Dear Editors,

I trust The Stranger to get it right when it comes to issues in the city. In your series on bikes this week you mostly do so….mentioning the true cost of the auto infrastructure and calling for more space for people and bikes.

My problem is that you just can’t resist calling it a “war between cyclists and cars.” I realize that you have a lot of framing, clothing and tickets to sell and like any commercial rag must therefore sensationalize stories to do so. But in this case you may tip the scales towards violence with your rhetoric. Many borderline narcissists, losers with no life and a big SUV to make them feel some power, even for a moment, may tip into full blown sociopathic behavior.

Can you describe it any other way? A person willing to kill or maim an innocent person because they are delayed for a few seconds is way beyond mere narcissism, and should be treated accordingly.



I have been riding Seattle streets for 100 plus miles/week since 1978. Here are a few things I have observed:

1. The motorists are becoming much more kind and gracious to me and my bike. It used to be that some fuck would TRY to hurt me about once a month with a car.

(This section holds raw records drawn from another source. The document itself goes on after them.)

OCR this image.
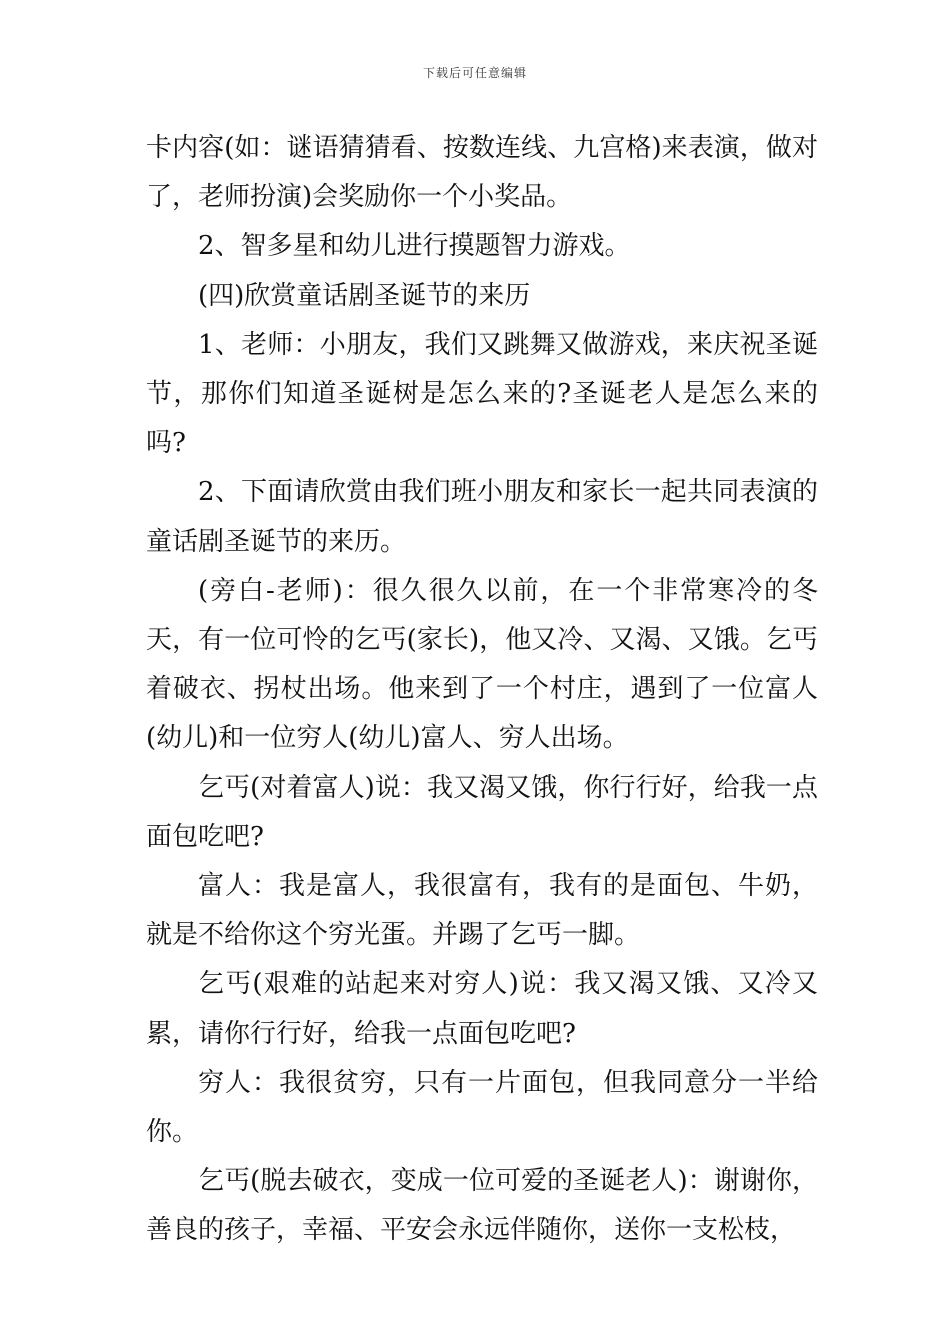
下载后可任意编辑

卡内容(如：谜语猜猜看、按数连线、九宫格)来表演，做对了，老师扮演)会奖励你一个小奖品。

2、智多星和幼儿进行摸题智力游戏。

(四)欣赏童话剧圣诞节的来历

1、老师：小朋友，我们又跳舞又做游戏，来庆祝圣诞节，那你们知道圣诞树是怎么来的?圣诞老人是怎么来的吗?

2、下面请欣赏由我们班小朋友和家长一起共同表演的童话剧圣诞节的来历。

(旁白-老师)：很久很久以前，在一个非常寒冷的冬天，有一位可怜的乞丐(家长)，他又冷、又渴、又饿。乞丐着破衣、拐杖出场。他来到了一个村庄，遇到了一位富人(幼儿)和一位穷人(幼儿)富人、穷人出场。

乞丐(对着富人)说：我又渴又饿，你行行好，给我一点面包吃吧?

富人：我是富人，我很富有，我有的是面包、牛奶，就是不给你这个穷光蛋。并踢了乞丐一脚。

乞丐(艰难的站起来对穷人)说：我又渴又饿、又冷又累，请你行行好，给我一点面包吃吧?

穷人：我很贫穷，只有一片面包，但我同意分一半给你。

乞丐(脱去破衣，变成一位可爱的圣诞老人)：谢谢你，善良的孩子，幸福、平安会永远伴随你，送你一支松枝，
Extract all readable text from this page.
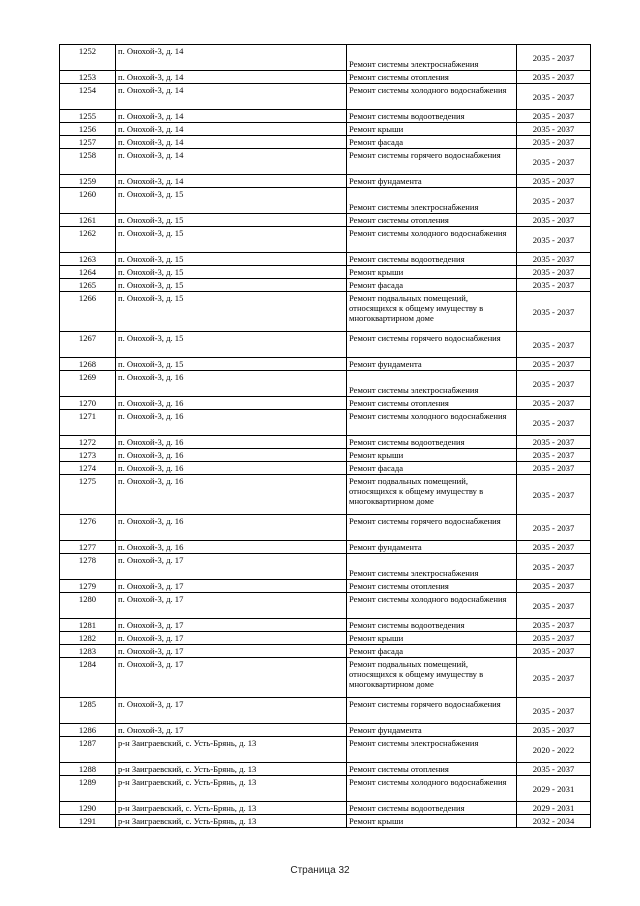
1252	п. Онохой-3, д. 14	Ремонт системы электроснабжения	2035 - 2037
1253	п. Онохой-3, д. 14	Ремонт системы отопления	2035 - 2037
1254	п. Онохой-3, д. 14	Ремонт системы холодного водоснабжения	2035 - 2037
1255	п. Онохой-3, д. 14	Ремонт системы водоотведения	2035 - 2037
1256	п. Онохой-3, д. 14	Ремонт крыши	2035 - 2037
1257	п. Онохой-3, д. 14	Ремонт фасада	2035 - 2037
1258	п. Онохой-3, д. 14	Ремонт системы горячего водоснабжения	2035 - 2037
1259	п. Онохой-3, д. 14	Ремонт фундамента	2035 - 2037
1260	п. Онохой-3, д. 15	Ремонт системы электроснабжения	2035 - 2037
1261	п. Онохой-3, д. 15	Ремонт системы отопления	2035 - 2037
1262	п. Онохой-3, д. 15	Ремонт системы холодного водоснабжения	2035 - 2037
1263	п. Онохой-3, д. 15	Ремонт системы водоотведения	2035 - 2037
1264	п. Онохой-3, д. 15	Ремонт крыши	2035 - 2037
1265	п. Онохой-3, д. 15	Ремонт фасада	2035 - 2037
1266	п. Онохой-3, д. 15	Ремонт подвальных помещений, относящихся к общему имуществу в многоквартирном доме	2035 - 2037
1267	п. Онохой-3, д. 15	Ремонт системы горячего водоснабжения	2035 - 2037
1268	п. Онохой-3, д. 15	Ремонт фундамента	2035 - 2037
1269	п. Онохой-3, д. 16	Ремонт системы электроснабжения	2035 - 2037
1270	п. Онохой-3, д. 16	Ремонт системы отопления	2035 - 2037
1271	п. Онохой-3, д. 16	Ремонт системы холодного водоснабжения	2035 - 2037
1272	п. Онохой-3, д. 16	Ремонт системы водоотведения	2035 - 2037
1273	п. Онохой-3, д. 16	Ремонт крыши	2035 - 2037
1274	п. Онохой-3, д. 16	Ремонт фасада	2035 - 2037
1275	п. Онохой-3, д. 16	Ремонт подвальных помещений, относящихся к общему имуществу в многоквартирном доме	2035 - 2037
1276	п. Онохой-3, д. 16	Ремонт системы горячего водоснабжения	2035 - 2037
1277	п. Онохой-3, д. 16	Ремонт фундамента	2035 - 2037
1278	п. Онохой-3, д. 17	Ремонт системы электроснабжения	2035 - 2037
1279	п. Онохой-3, д. 17	Ремонт системы отопления	2035 - 2037
1280	п. Онохой-3, д. 17	Ремонт системы холодного водоснабжения	2035 - 2037
1281	п. Онохой-3, д. 17	Ремонт системы водоотведения	2035 - 2037
1282	п. Онохой-3, д. 17	Ремонт крыши	2035 - 2037
1283	п. Онохой-3, д. 17	Ремонт фасада	2035 - 2037
1284	п. Онохой-3, д. 17	Ремонт подвальных помещений, относящихся к общему имуществу в многоквартирном доме	2035 - 2037
1285	п. Онохой-3, д. 17	Ремонт системы горячего водоснабжения	2035 - 2037
1286	п. Онохой-3, д. 17	Ремонт фундамента	2035 - 2037
1287	р-н Заиграевский, с. Усть-Брянь, д. 13	Ремонт системы электроснабжения	2020 - 2022
1288	р-н Заиграевский, с. Усть-Брянь, д. 13	Ремонт системы отопления	2035 - 2037
1289	р-н Заиграевский, с. Усть-Брянь, д. 13	Ремонт системы холодного водоснабжения	2029 - 2031
1290	р-н Заиграевский, с. Усть-Брянь, д. 13	Ремонт системы водоотведения	2029 - 2031
1291	р-н Заиграевский, с. Усть-Брянь, д. 13	Ремонт крыши	2032 - 2034
Страница 32
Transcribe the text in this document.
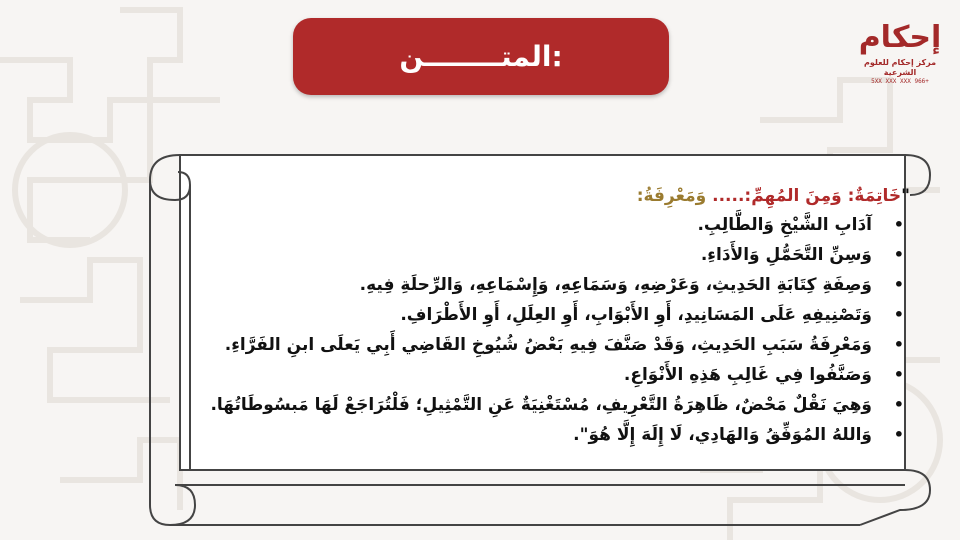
المتــــــــن:
إحكام
مركز إحكام للعلوم الشرعية
+966 5XX XXX XXX
"خَاتِمَةٌ: وَمِنَ المُهِمِّ:..... وَمَعْرِفَةُ:
•
آدَابِ الشَّيْخِ وَالطَّالِبِ.
•
وَسِنِّ التَّحَمُّلِ وَالأَدَاءِ.
•
وَصِفَةِ كِتَابَةِ الحَدِيثِ، وَعَرْضِهِ، وَسَمَاعِهِ، وَإِسْمَاعِهِ، وَالرِّحلَةِ فِيهِ.
•
وَتَصْنِيفِهِ عَلَى المَسَانِيدِ، أَوِ الأَبْوَابِ، أَوِ العِلَلِ، أَوِ الأَطْرَافِ.
•
وَمَعْرِفَةُ سَبَبِ الحَدِيثِ، وَقَدْ صَنَّفَ فِيهِ بَعْضُ شُيُوخِ القَاضِي أَبِي يَعلَى ابنِ الفَرَّاءِ.
•
وَصَنَّفُوا فِي غَالِبِ هَذِهِ الأَنْوَاعِ.
•
وَهِيَ نَقْلٌ مَحْضٌ، ظَاهِرَةُ التَّعْرِيفِ، مُسْتَغْنِيَةٌ عَنِ التَّمْثِيلِ؛ فَلْتُرَاجَعْ لَهَا مَبسُوطَاتُهَا.
•
وَاللهُ المُوَفِّقُ وَالهَادِي، لَا إِلَهَ إِلَّا هُوَ".
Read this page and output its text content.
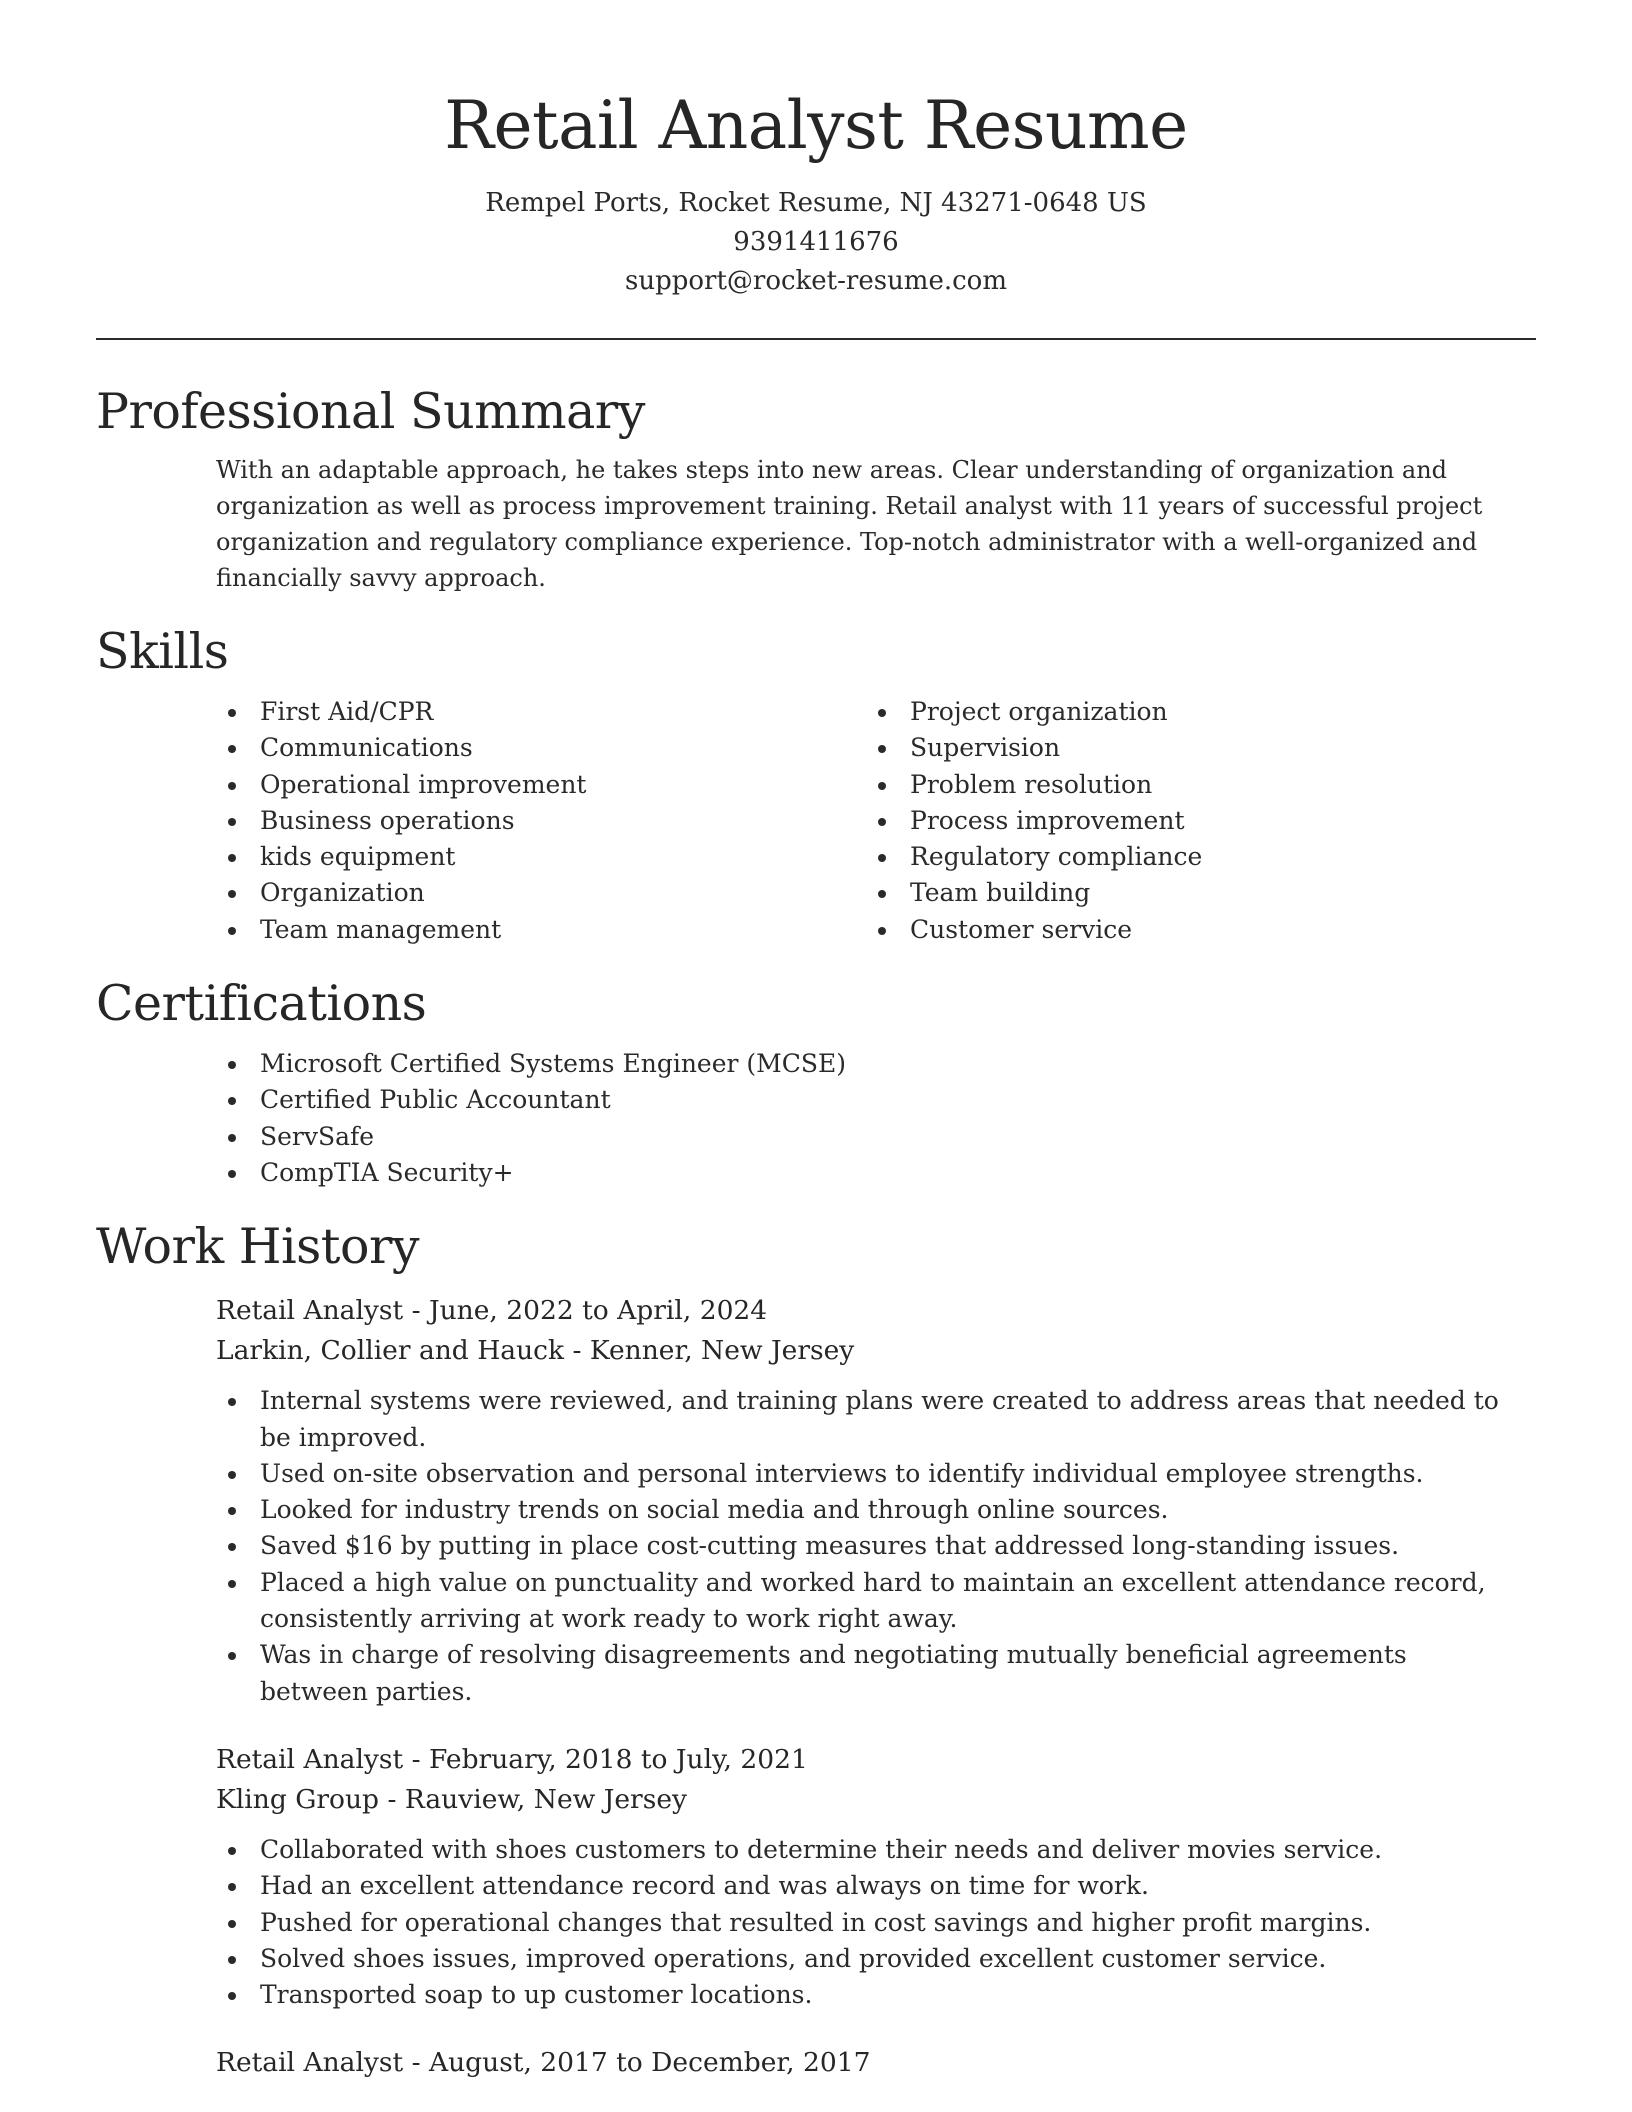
Retail Analyst Resume
Rempel Ports, Rocket Resume, NJ 43271-0648 US
9391411676
support@rocket-resume.com
Professional Summary

With an adaptable approach, he takes steps into new areas. Clear understanding of organization and organization as well as process improvement training. Retail analyst with 11 years of successful project organization and regulatory compliance experience. Top-notch administrator with a well-organized and financially savvy approach.

Skills
First Aid/CPR
Communications
Operational improvement
Business operations
kids equipment
Organization
Team management
Project organization
Supervision
Problem resolution
Process improvement
Regulatory compliance
Team building
Customer service
Certifications
Microsoft Certified Systems Engineer (MCSE)
Certified Public Accountant
ServSafe
CompTIA Security+
Work History
Retail Analyst - June, 2022 to April, 2024
Larkin, Collier and Hauck - Kenner, New Jersey
Internal systems were reviewed, and training plans were created to address areas that needed to be improved.
Used on-site observation and personal interviews to identify individual employee strengths.
Looked for industry trends on social media and through online sources.
Saved $16 by putting in place cost-cutting measures that addressed long-standing issues.
Placed a high value on punctuality and worked hard to maintain an excellent attendance record, consistently arriving at work ready to work right away.
Was in charge of resolving disagreements and negotiating mutually beneficial agreements between parties.
Retail Analyst - February, 2018 to July, 2021
Kling Group - Rauview, New Jersey
Collaborated with shoes customers to determine their needs and deliver movies service.
Had an excellent attendance record and was always on time for work.
Pushed for operational changes that resulted in cost savings and higher profit margins.
Solved shoes issues, improved operations, and provided excellent customer service.
Transported soap to up customer locations.
Retail Analyst - August, 2017 to December, 2017
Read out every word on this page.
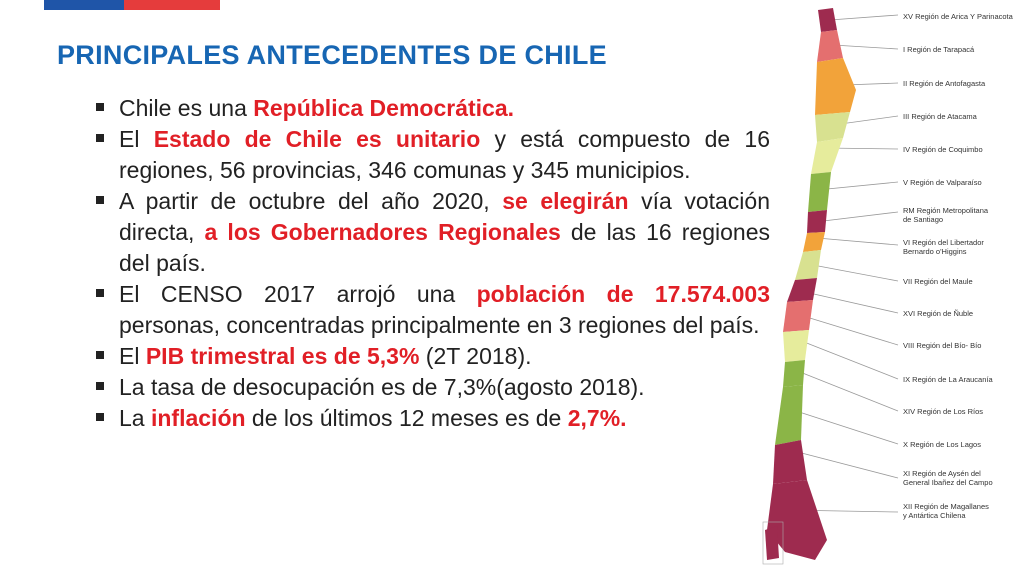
PRINCIPALES ANTECEDENTES DE CHILE
Chile es una República Democrática.
El Estado de Chile es unitario y está compuesto de 16 regiones, 56 provincias, 346 comunas y 345 municipios.
A partir de octubre del año 2020, se elegirán vía votación directa, a los Gobernadores Regionales de las 16 regiones del país.
El CENSO 2017 arrojó una población de 17.574.003 personas, concentradas principalmente en 3 regiones del país.
El PIB trimestral es de 5,3% (2T 2018).
La tasa de desocupación es de 7,3%(agosto 2018).
La inflación de los últimos 12 meses es de 2,7%.
XV Región de Arica Y Parinacota
I Región de Tarapacá
II Región de Antofagasta
III Región de Atacama
IV Región de Coquimbo
V Región de Valparaíso
RM Región Metropolitana
de Santiago
VI Región del Libertador
Bernardo o'Higgins
VII Región del Maule
XVI Región de Ñuble
VIII Región del Bío- Bío
IX Región de La Araucanía
XIV Región de Los Ríos
X Región de Los Lagos
XI Región de Aysén del
General Ibañez del Campo
XII Región de Magallanes
y Antártica Chilena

2. Courtesy is the lubricant of any road system, and will be returned in kind.

3. The police are biased towards cars. If you have any incident get a witness right away, a license plate, and a physical description of the driver. And, if you are knocked off your bike come up with a cell phone camera, not your fists. Document..document…document….

Cars and cities are natural enemies. The best way to break this monopoly is to allocate space to bikes and pedestrians. If a car is required to get around in a city…have you thought about how horribly elitist that is? Much has been written about the pollution, implied violence, road rage scums, etc.. But it is also very much an isolating factor, inhibiting cultural and artistic mixing by people that cannot afford to operate a car.

The best way forward right now is to get city council car fucks out in the next election. Here is a story idea to accomplish this perhaps. Why did Seattle tear out all the existing light rail in the early 20th century? What I have heard is that the people filed an initiative to keep them and the city council ignored the will of the people in favor of cars and rubber tire buses. That is a story I would love to know more about.